Convex combination of Dirichlet random variables

gamma distributionprobabilityprobability distributionsprobability theory

For positive integer $k$, let $(X_1,\ldots,X_k)\sim\mathrm{Dir}(\alpha_1,\ldots,\alpha_k)$ be a probability distribution over $k$ items drawn from a $k$-component Dirichlet distribution and $p=(p_1,\ldots,p_k)$ be another fixed distribution. What is the pdf of the random variable $Q=\sum_{i=1}^k p_i X_i$?

If each $X_i$ were independent gamma random variables with parameter $\alpha_i$, i.e., $X_i\sim\mathrm{Gamma}(\alpha_i,\beta)$, then this would be easy: by linearity, $Q\sim\mathrm{Gamma}(\sum_{i=1}^k p_i\alpha_i, \beta)$, following the notations in this lecture note. The Dirichlet random variables can be obtained by normalizing the gamma random variables, and the marginal of each component is a beta random variable. A way to show this is the case is done by observing that if $Y_i\sim\mathrm{Gamma}(\alpha_i,1)$ for $i\in\{1,2\}$, then $\frac{Y_1}{Y_1+Y_2}\sim\mathrm{Beta}(\alpha_1,\alpha_2)$. This requires that $Y_1$ and $Y_2$ are independent from this post.

I suspect that $Q$ is a beta random variable, since it looks like a convex combination of gamma random variables up to normalization. An obstacle that prevents me from showing this is that for $X_i\sim\mathrm{Gamma}(\alpha_i,\beta)$, $\sum_{i=1}^k p_i X_i$ is no longer independent of $X_1+\ldots+X_k$ (unless $p$ has some special form). Was convex combination of Dirichlet components studied before? Any comments will be appreciated.

Best Answer

There is no well-known distribution for the weighted sum of a random vector with a Dirichlet distribution. However, as partially checked in this old answer, the beta distribution can be a good approximation for it (you do not need to normalize the vector $p$ as it is already normalized).

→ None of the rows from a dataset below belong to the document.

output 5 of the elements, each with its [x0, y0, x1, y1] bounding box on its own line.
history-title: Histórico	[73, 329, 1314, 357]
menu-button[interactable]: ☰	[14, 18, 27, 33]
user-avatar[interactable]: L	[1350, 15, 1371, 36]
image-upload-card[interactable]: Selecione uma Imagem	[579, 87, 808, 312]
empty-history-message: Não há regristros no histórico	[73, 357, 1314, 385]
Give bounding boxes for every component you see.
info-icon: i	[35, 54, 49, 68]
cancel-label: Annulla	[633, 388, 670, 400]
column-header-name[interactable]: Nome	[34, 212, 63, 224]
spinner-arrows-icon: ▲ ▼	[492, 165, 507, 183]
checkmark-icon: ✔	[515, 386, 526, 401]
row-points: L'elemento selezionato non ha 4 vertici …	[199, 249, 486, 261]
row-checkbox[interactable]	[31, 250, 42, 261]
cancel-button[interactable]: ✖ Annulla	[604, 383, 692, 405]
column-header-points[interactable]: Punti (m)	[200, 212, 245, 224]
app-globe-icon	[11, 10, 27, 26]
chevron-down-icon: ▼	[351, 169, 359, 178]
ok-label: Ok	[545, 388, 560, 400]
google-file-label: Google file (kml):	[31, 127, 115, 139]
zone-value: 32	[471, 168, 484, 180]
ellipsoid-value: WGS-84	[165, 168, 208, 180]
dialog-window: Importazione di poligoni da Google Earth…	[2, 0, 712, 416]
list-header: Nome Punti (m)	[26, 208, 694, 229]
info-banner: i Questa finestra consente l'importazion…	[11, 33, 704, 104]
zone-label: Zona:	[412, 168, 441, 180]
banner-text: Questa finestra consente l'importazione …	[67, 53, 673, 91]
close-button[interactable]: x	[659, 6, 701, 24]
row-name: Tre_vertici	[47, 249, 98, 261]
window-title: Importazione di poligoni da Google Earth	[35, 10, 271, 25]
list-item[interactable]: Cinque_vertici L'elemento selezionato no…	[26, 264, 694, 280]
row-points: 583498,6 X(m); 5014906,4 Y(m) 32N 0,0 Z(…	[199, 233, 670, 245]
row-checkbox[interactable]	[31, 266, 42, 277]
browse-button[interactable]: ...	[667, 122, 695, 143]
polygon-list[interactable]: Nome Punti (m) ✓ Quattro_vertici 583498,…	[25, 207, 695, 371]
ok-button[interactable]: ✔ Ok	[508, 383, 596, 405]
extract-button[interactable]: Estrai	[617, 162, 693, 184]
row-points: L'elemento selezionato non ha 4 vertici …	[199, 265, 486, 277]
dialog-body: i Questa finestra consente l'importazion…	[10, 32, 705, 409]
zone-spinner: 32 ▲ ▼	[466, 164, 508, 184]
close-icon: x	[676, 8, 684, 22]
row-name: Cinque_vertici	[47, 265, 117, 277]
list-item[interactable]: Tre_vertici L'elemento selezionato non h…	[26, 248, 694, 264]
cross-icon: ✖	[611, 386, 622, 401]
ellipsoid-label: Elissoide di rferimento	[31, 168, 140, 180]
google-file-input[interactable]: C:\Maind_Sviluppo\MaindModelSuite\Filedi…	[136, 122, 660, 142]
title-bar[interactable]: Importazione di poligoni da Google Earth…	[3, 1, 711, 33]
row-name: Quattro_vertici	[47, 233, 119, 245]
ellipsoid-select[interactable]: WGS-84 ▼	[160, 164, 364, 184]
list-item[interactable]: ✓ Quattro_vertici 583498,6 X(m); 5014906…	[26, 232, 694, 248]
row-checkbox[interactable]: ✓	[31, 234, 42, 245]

This 2023 paper derives a novel integral representation for the density of a weighted sum of Dirichlet distributed random variables (Appendix A.1, page 15); you can use it if you want the exact distribution. This paper also presents various non-asymptotic Gaussian-based bounds for probabilities of linear transformations of a Dirichlet random vector.

Regarding your results: Note that for $c>0$, and $X$ and $Y$ that are independent with

$$X \sim \text{Gamma} (\alpha_1, \lambda), Y \sim \text{Gamma} (\alpha_2, \lambda),$$

we have

$$ cX \sim \text{Gamma} \left ( \alpha_1, \frac{\lambda_1}{c} \right ) $$

$$X +Y \sim \text{Gamma} \left (\alpha_1+\alpha_2, \lambda \right).$$

Hence, generally there is no $\alpha'$ and $\lambda'$ such that $$p_1X+p_2Y \sim \text{Gamma} \left (\alpha', \lambda' \right), $$ unless $p_1=p_2=p$, for which we have $$pX+pY \sim \text{Gamma} \left (\alpha_1+\alpha_2, \frac{\lambda}{p} \right).$$